From a family of Catholic recusant sympathisers, Richard was the son of Robert Brett, gent., of Whitestaunton Manor in Somerset. He was born in London. He attended Hart Hall, Oxford which he entered as a commoner in 1582. He was appointed Rector of Quainton, Buckinghamshire, in 1595. That same year, he was granted a Fellowship in Lincoln College under Richard Kilby, where he pursued his study of Latin, Greek, Aramaic, Arabic, Hebrew, and Ge'ez (Ethiopic) tongues. In 1597 he was admitted bachelor of divinity, and he proceeded in divinity in 1605.

He died in Quainton on 5 April 1637, aged 70, and is buried in the chancel of Quainton Church, which he served for 43 years. Over his grave a monument with his effigies and a Latin and English epitaph was erected by his widow. His will was proved in P.C.C. in June 1637. By his wife Alice, daughter of Richard Brown, sometime mayor of Oxford, he left four daughters, of whom Margaret married Calybute Downing in 1627.

==Works==
His scholarly publications were in Latin.

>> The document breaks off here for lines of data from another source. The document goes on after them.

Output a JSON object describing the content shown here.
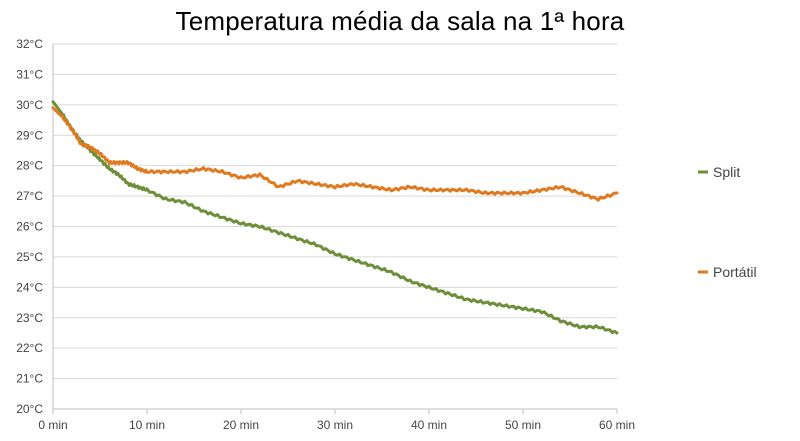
{
  "chart_data": {
    "type": "line",
    "title": "Temperatura média da sala na 1ª hora",
    "xlabel": "",
    "ylabel": "",
    "x_ticks": [
      "0 min",
      "10 min",
      "20 min",
      "30 min",
      "40 min",
      "50 min",
      "60 min"
    ],
    "y_ticks": [
      "20°C",
      "21°C",
      "22°C",
      "23°C",
      "24°C",
      "25°C",
      "26°C",
      "27°C",
      "28°C",
      "29°C",
      "30°C",
      "31°C",
      "32°C"
    ],
    "xlim": [
      0,
      60
    ],
    "ylim": [
      20,
      32
    ],
    "grid": "horizontal",
    "legend_position": "right",
    "x": [
      0,
      1,
      2,
      3,
      4,
      5,
      6,
      7,
      8,
      9,
      10,
      12,
      14,
      16,
      18,
      20,
      22,
      24,
      26,
      28,
      30,
      32,
      34,
      36,
      38,
      40,
      42,
      44,
      46,
      48,
      50,
      52,
      54,
      56,
      58,
      60
    ],
    "series": [
      {
        "name": "Split",
        "color": "#6e8f3a",
        "values": [
          30.1,
          29.7,
          29.2,
          28.8,
          28.5,
          28.2,
          27.9,
          27.7,
          27.4,
          27.3,
          27.2,
          26.9,
          26.8,
          26.5,
          26.3,
          26.1,
          26.0,
          25.8,
          25.6,
          25.4,
          25.1,
          24.9,
          24.7,
          24.5,
          24.2,
          24.0,
          23.8,
          23.6,
          23.5,
          23.4,
          23.3,
          23.2,
          22.9,
          22.7,
          22.7,
          22.5
        ]
      },
      {
        "name": "Portátil",
        "color": "#e07a1f",
        "values": [
          29.9,
          29.6,
          29.2,
          28.7,
          28.6,
          28.4,
          28.1,
          28.1,
          28.1,
          27.9,
          27.8,
          27.8,
          27.8,
          27.9,
          27.8,
          27.6,
          27.7,
          27.3,
          27.5,
          27.4,
          27.3,
          27.4,
          27.3,
          27.2,
          27.3,
          27.2,
          27.2,
          27.2,
          27.1,
          27.1,
          27.1,
          27.2,
          27.3,
          27.1,
          26.9,
          27.1
        ]
      }
    ]
  }
}
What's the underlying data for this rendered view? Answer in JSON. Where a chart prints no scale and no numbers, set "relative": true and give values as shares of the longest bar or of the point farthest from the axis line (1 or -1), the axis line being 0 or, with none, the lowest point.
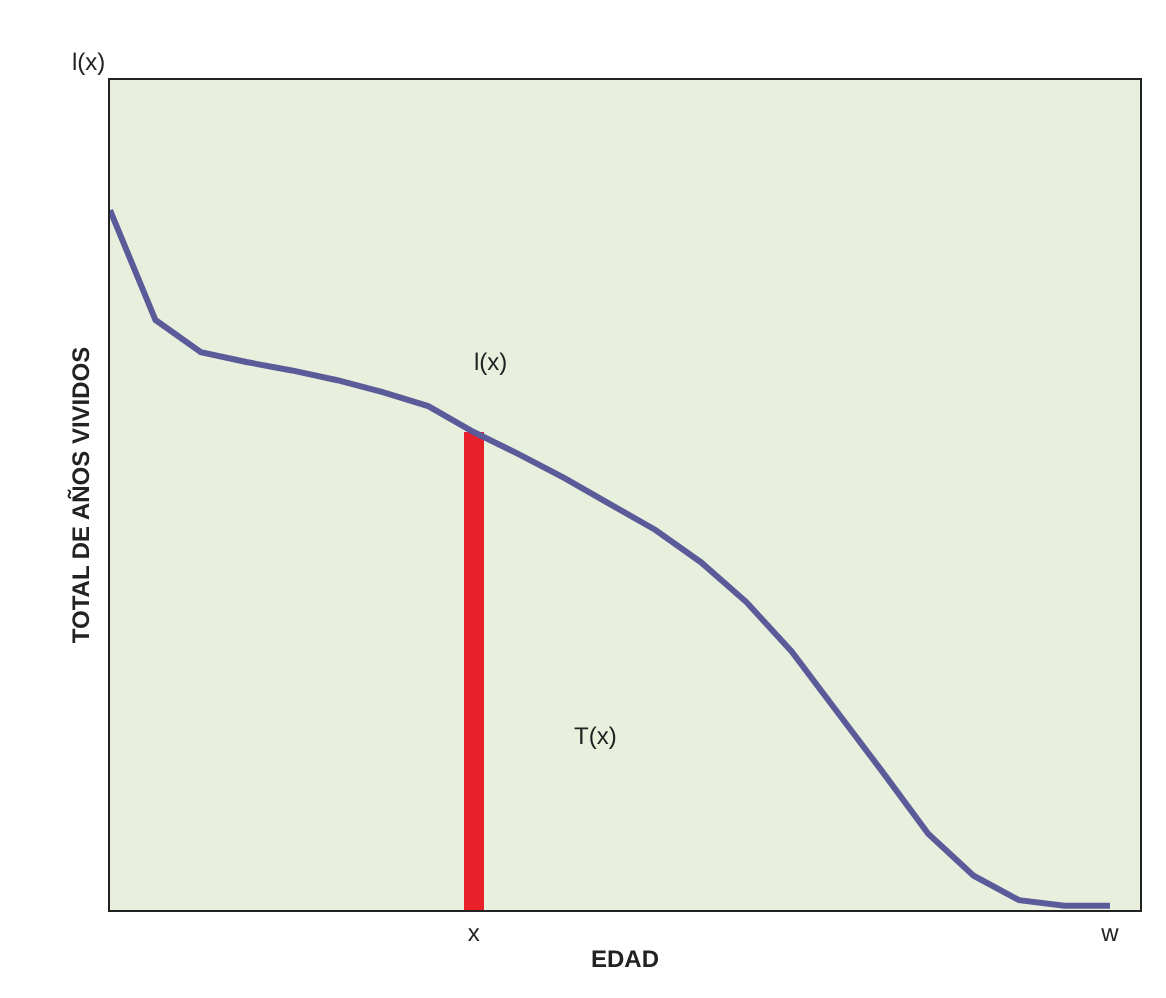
{
  "chart_data": {
    "type": "line",
    "relative": true,
    "xlabel": "EDAD",
    "ylabel": "TOTAL DE AÑOS VIVIDOS",
    "categories": [
      null,
      null,
      null,
      null,
      null,
      null,
      null,
      null,
      "x",
      null,
      null,
      null,
      null,
      null,
      null,
      null,
      null,
      null,
      null,
      null,
      null,
      null,
      "w"
    ],
    "annotations": [
      "l(x)",
      "l(x)",
      "T(x)"
    ],
    "series": [
      {
        "color": "#5b5b9a",
        "values": [
          1.0,
          0.843,
          0.797,
          0.783,
          0.771,
          0.757,
          0.74,
          0.72,
          0.683,
          0.651,
          0.617,
          0.58,
          0.543,
          0.497,
          0.44,
          0.369,
          0.283,
          0.197,
          0.109,
          0.049,
          0.014,
          0.006,
          0.006
        ]
      },
      {
        "type": "bar",
        "color": "#e8202a",
        "values": [
          null,
          null,
          null,
          null,
          null,
          null,
          null,
          null,
          0.683,
          null,
          null,
          null,
          null,
          null,
          null,
          null,
          null,
          null,
          null,
          null,
          null,
          null,
          null
        ]
      }
    ]
  }
}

- Two translations from Greek into Latin:
  - Vitæ sanctorum Evangelistarum Johannis et Lucæ à Simeone Metaphraste concinnatæ, Oxford, 1597.
  - Agatharchidis et Memnonis historicorum quæ supersunt omnia, Oxford, 1597.
- Iconum sacrarum Decas in quâ è subjectis typis compluscula sanæ doctrinæ capita eruuntur (Joseph Barnes, Oxford 1603).